Hi eli_az,
We don't have any published thermal resistance values, sorry.
I've never heard of thermal problems with the ESP32 Thing development boards**, or any ESP32 development board for that matter (assuming reasonable ambient temps).
There are ESP32 chips that run in high temperature environments (like the inside of light bulbs) that require some thermal design considerations. But these also work (and are in shipping products).
If I had to guess, I would say if it is a thermal issue then maybe the ESP32 on your ESP32 Thing has some soldering problem - maybe the thermal pad under the chip somehow didn't get soldered fully so the chip is not sinking heat to the PCB correctly.
It's also possible to have a cold solder joint where thermal expansion of another part causes it to lose connection and then cooling it causes it to make the connection again.
A third possibility is that there's a short which is causing a lot of power consumption and heat near the chip.
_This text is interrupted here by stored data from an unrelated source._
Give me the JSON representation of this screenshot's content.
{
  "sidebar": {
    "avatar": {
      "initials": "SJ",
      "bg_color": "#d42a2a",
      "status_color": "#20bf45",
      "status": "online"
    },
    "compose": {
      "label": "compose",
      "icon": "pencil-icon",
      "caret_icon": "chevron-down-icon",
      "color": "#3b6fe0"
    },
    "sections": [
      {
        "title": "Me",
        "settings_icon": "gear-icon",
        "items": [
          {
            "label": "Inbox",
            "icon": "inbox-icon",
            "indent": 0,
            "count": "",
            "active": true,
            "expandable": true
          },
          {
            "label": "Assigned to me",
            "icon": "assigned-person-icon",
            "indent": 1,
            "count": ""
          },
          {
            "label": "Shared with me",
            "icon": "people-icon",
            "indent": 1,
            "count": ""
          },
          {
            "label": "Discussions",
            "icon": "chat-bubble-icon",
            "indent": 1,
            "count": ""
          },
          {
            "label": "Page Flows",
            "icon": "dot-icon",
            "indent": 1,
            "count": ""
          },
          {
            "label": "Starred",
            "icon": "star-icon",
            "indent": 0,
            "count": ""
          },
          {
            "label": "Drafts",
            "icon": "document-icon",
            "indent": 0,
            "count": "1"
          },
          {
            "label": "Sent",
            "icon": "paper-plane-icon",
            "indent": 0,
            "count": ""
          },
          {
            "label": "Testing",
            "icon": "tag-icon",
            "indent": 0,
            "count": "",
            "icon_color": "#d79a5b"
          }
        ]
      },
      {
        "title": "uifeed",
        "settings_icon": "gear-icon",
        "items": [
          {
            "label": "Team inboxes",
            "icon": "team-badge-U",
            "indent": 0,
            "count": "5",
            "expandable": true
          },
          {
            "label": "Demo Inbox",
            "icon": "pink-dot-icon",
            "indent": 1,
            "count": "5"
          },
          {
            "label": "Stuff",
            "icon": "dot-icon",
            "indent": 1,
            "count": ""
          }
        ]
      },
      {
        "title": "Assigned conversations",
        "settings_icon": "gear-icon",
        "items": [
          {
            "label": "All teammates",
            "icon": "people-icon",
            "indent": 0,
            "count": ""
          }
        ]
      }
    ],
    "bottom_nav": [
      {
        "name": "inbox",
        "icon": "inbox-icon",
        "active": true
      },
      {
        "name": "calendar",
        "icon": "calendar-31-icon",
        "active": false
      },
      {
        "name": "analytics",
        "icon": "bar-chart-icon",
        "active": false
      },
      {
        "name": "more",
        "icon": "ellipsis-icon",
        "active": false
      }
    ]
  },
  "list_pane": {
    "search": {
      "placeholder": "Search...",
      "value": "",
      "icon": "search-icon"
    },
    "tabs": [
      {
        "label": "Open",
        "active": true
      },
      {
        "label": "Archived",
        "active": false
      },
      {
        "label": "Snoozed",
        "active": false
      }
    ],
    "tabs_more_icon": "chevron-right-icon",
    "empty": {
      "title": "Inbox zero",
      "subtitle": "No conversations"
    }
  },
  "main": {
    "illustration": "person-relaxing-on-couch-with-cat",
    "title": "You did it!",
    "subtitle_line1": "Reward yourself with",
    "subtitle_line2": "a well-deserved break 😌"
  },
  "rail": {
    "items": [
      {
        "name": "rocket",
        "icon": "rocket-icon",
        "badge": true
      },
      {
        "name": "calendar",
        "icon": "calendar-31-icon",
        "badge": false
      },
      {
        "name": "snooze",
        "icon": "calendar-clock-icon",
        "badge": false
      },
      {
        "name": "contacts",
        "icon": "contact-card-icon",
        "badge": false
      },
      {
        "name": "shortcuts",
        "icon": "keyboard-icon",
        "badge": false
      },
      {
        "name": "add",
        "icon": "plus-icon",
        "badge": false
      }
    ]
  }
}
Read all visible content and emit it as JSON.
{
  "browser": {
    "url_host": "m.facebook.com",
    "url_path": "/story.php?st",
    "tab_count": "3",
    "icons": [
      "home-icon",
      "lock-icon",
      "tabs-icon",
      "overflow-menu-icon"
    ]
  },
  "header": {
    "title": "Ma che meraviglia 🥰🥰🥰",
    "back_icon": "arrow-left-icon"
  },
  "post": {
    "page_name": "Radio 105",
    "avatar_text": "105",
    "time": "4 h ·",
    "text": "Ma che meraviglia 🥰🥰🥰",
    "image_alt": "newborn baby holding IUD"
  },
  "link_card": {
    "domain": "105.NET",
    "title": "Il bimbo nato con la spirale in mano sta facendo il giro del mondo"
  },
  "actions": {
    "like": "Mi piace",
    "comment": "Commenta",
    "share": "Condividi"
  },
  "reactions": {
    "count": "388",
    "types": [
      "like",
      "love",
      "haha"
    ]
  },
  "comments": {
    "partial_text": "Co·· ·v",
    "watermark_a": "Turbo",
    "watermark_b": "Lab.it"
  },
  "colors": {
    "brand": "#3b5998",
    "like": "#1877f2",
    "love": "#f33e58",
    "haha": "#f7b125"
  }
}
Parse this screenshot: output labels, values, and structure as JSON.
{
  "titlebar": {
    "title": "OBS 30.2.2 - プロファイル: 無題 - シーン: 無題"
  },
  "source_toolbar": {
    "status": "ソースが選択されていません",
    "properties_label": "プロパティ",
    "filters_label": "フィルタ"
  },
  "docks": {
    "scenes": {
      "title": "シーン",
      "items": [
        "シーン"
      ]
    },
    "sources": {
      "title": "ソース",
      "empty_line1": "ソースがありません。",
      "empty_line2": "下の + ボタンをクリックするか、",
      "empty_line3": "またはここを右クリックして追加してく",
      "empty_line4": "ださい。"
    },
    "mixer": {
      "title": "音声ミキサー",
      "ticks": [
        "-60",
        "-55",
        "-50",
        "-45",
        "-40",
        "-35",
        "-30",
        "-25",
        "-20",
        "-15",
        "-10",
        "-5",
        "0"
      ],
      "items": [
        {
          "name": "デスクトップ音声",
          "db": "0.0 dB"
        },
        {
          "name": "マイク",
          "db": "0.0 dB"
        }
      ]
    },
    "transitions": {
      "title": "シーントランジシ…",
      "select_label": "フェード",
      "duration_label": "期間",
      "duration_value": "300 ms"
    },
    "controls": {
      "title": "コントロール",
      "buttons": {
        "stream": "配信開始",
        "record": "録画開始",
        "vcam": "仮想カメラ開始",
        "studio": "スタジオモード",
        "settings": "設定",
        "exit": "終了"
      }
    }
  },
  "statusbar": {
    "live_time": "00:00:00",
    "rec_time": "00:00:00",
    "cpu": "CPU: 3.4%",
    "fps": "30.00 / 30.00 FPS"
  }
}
How much current is the ESP32 drawing from the power supply?
A fourth thing which will create excess heat from the chip is if the VCC voltage is over 3.6V (ie out of spec) but it sounds like you've checked this already.
If none of this helps, I have a few more questions:
- When you say the chip refused to turn on, do you mean you got absolutely no output at all from the UART after a reset? Or that the chip would start running but not connect to Wi-Fi?
- How did you measure the 100C on the chip?
- How sure are you that cooling the chip is the factor which makes it "come good" again?
** One exception for ESP32 Thing: as it uses the much less common 26MHz crystal, if
"autodetect" is set for the crystal config mode then ESP-IDF may fail to detect the crystal speed correctly depending on temperature. Something will still happen, but UART output may be garbled and the firmware won't connect to Wi-Fi. Setting the crystal speed to 26MHz in the config should work around the issue.